卡爾知道他的毛病,狠狠掐著他的腰,俯身一口咬在他脖子上,脖子很細,頸皮柔嫩帶著汗水的咸味兒。
羅恩頓時痛得低喊了一聲,但隨后就憋住了。
卡爾咬得更用力,一個不注意都出血了,羅恩疼出了眼淚,可僅僅只是倔強地看他,沒有放聲哭出來,也沒有求救,顫抖著身體等待卡爾放開他。
卡爾壓著他,目不轉睛盯著他,感覺到自己手掌下的身體在發抖,他很開心,覺得起到了效果,他和他緊緊貼著,卡爾用自己的胯部蹭擦男孩兒的腰,感到了某種欲望,他煩躁而拿不定主意,也并不知道該怎么做,他還太小了,他只是惡狠狠地威脅他的獵物:“哭吧,小瓢蟲,以后有你哭的,我長大了一定是個阿爾法,你呢,最可能變成歐米伽,到時候我就標記你,你知道什么叫標記嗎?很疼的哦,一邊疼,一邊還會懷孕,你會只對我發情,給我生孩子,怕了吧!你等著,到時候你會對我百依百順的,就算你不愿意,你也得服從。這是基因規定好的!”說完又胡亂的摸了他幾下,然后心滿意足的起身跑走了。
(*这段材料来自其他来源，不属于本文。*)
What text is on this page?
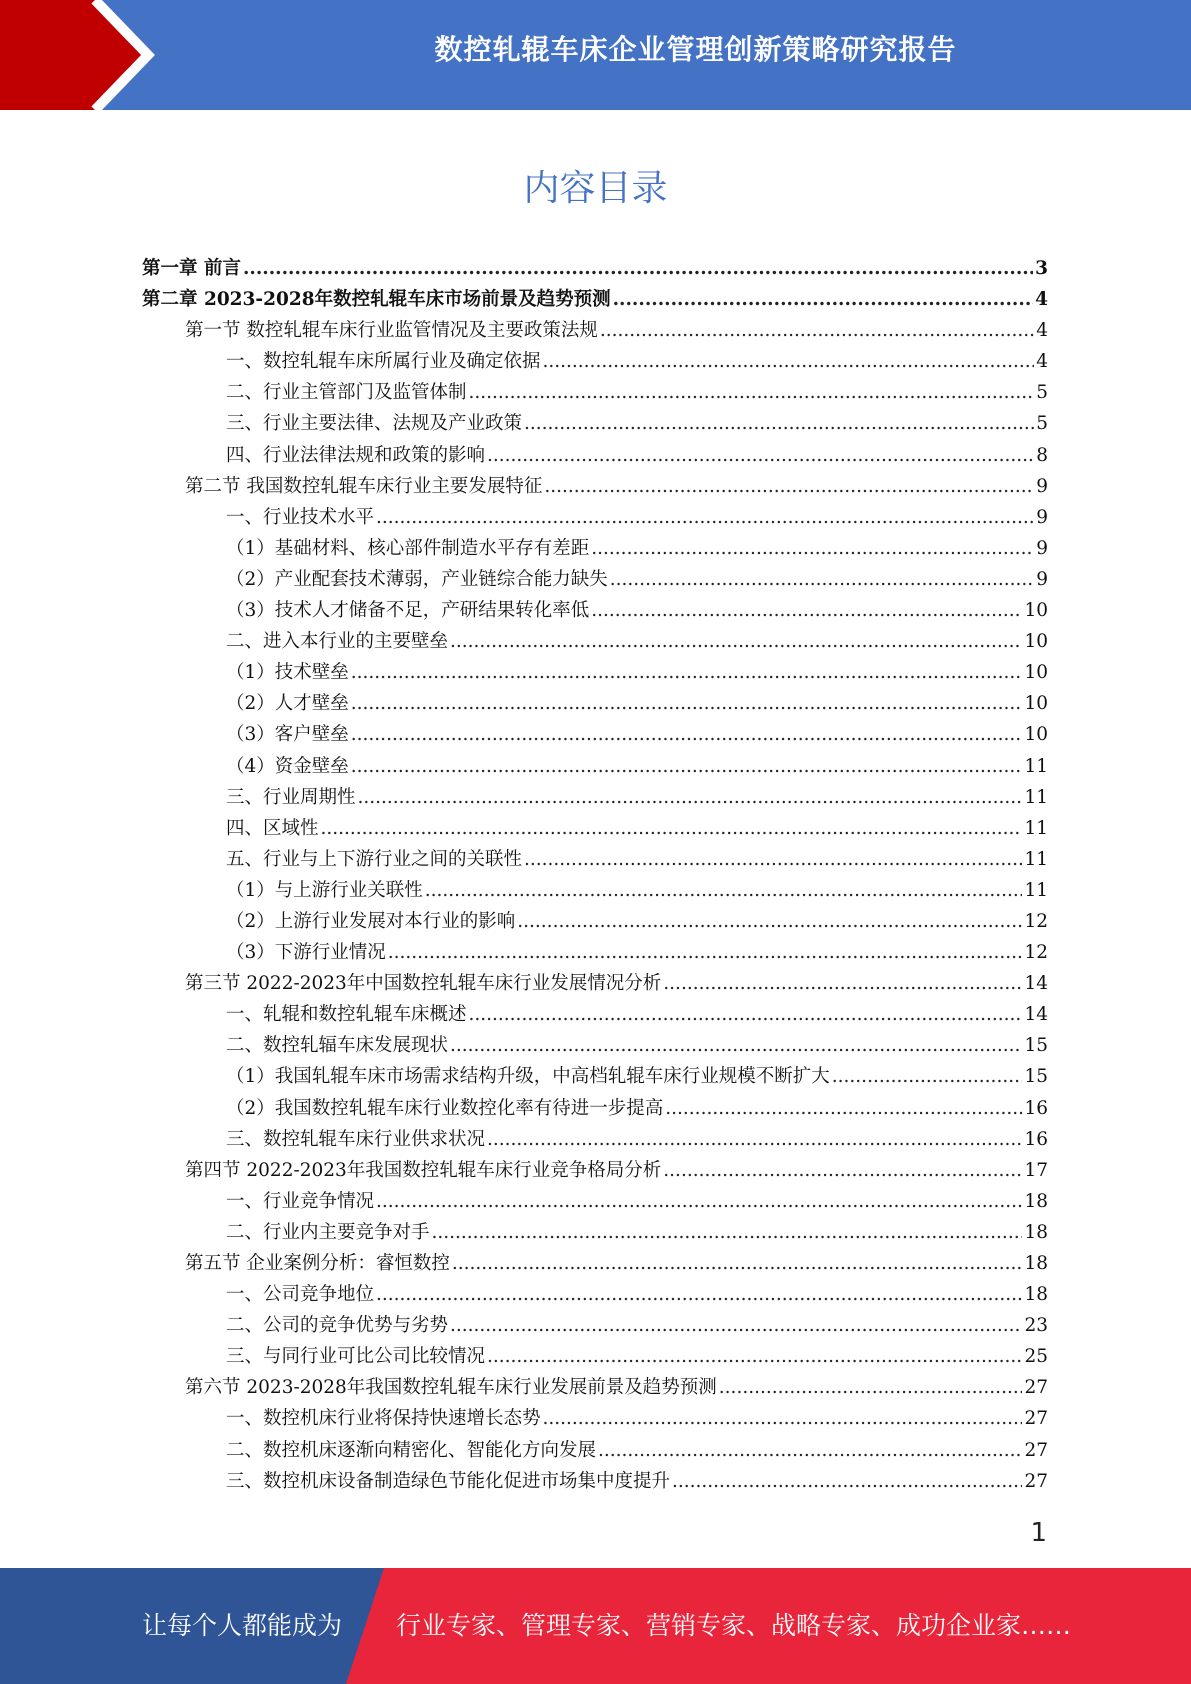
数控轧辊车床企业管理创新策略研究报告
内容目录
第一章 前言 .....	3
第二章 2023-2028年数控轧辊车床市场前景及趋势预测 .....	4
第一节 数控轧辊车床行业监管情况及主要政策法规 .....	4
一、数控轧辊车床所属行业及确定依据 .....	4
二、行业主管部门及监管体制 .....	5
三、行业主要法律、法规及产业政策 .....	5
四、行业法律法规和政策的影响 .....	8
第二节 我国数控轧辊车床行业主要发展特征 .....	9
一、行业技术水平 .....	9
（1）基础材料、核心部件制造水平存有差距 .....	9
（2）产业配套技术薄弱，产业链综合能力缺失 .....	9
（3）技术人才储备不足，产研结果转化率低 .....	10
二、进入本行业的主要壁垒 .....	10
（1）技术壁垒 .....	10
（2）人才壁垒 .....	10
（3）客户壁垒 .....	10
（4）资金壁垒 .....	11
三、行业周期性 .....	11
四、区域性 .....	11
五、行业与上下游行业之间的关联性 .....	11
（1）与上游行业关联性 .....	11
（2）上游行业发展对本行业的影响 .....	12
（3）下游行业情况 .....	12
第三节 2022-2023年中国数控轧辊车床行业发展情况分析 .....	14
一、轧辊和数控轧辊车床概述 .....	14
二、数控轧辐车床发展现状 .....	15
（1）我国轧辊车床市场需求结构升级，中高档轧辊车床行业规模不断扩大 .....	15
（2）我国数控轧辊车床行业数控化率有待进一步提高 .....	16
三、数控轧辊车床行业供求状况 .....	16
第四节 2022-2023年我国数控轧辊车床行业竞争格局分析 .....	17
一、行业竞争情况 .....	18
二、行业内主要竞争对手 .....	18
第五节 企业案例分析：睿恒数控 .....	18
一、公司竞争地位 .....	18
二、公司的竞争优势与劣势 .....	23
三、与同行业可比公司比较情况 .....	25
第六节 2023-2028年我国数控轧辊车床行业发展前景及趋势预测 .....	27
一、数控机床行业将保持快速增长态势 .....	27
二、数控机床逐渐向精密化、智能化方向发展 .....	27
三、数控机床设备制造绿色节能化促进市场集中度提升 .....	27
1
让每个人都能成为 行业专家、管理专家、营销专家、战略专家、成功企业家……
卡爾或許在長大之后,把他的年少的愚蠢沖動的行為,視為恥辱,他分化成歐米伽,更激發了這種羞恥感。
羅恩不知道自己到底該不該仇恨卡爾,在幼年時代,他寄人籬下,母親工作的地方則是貴族府邸,豪華漂亮又舒適,東主家中的人們都和藹可親,然而少爺卻那么兇悍,自以為是,控制欲和占有欲很強,喜歡給人起外號。他總是不肯放過自己,非要時時刻刻的戳弄他,讓他有反應,無論是什么反應——哪怕是痛哭也可以。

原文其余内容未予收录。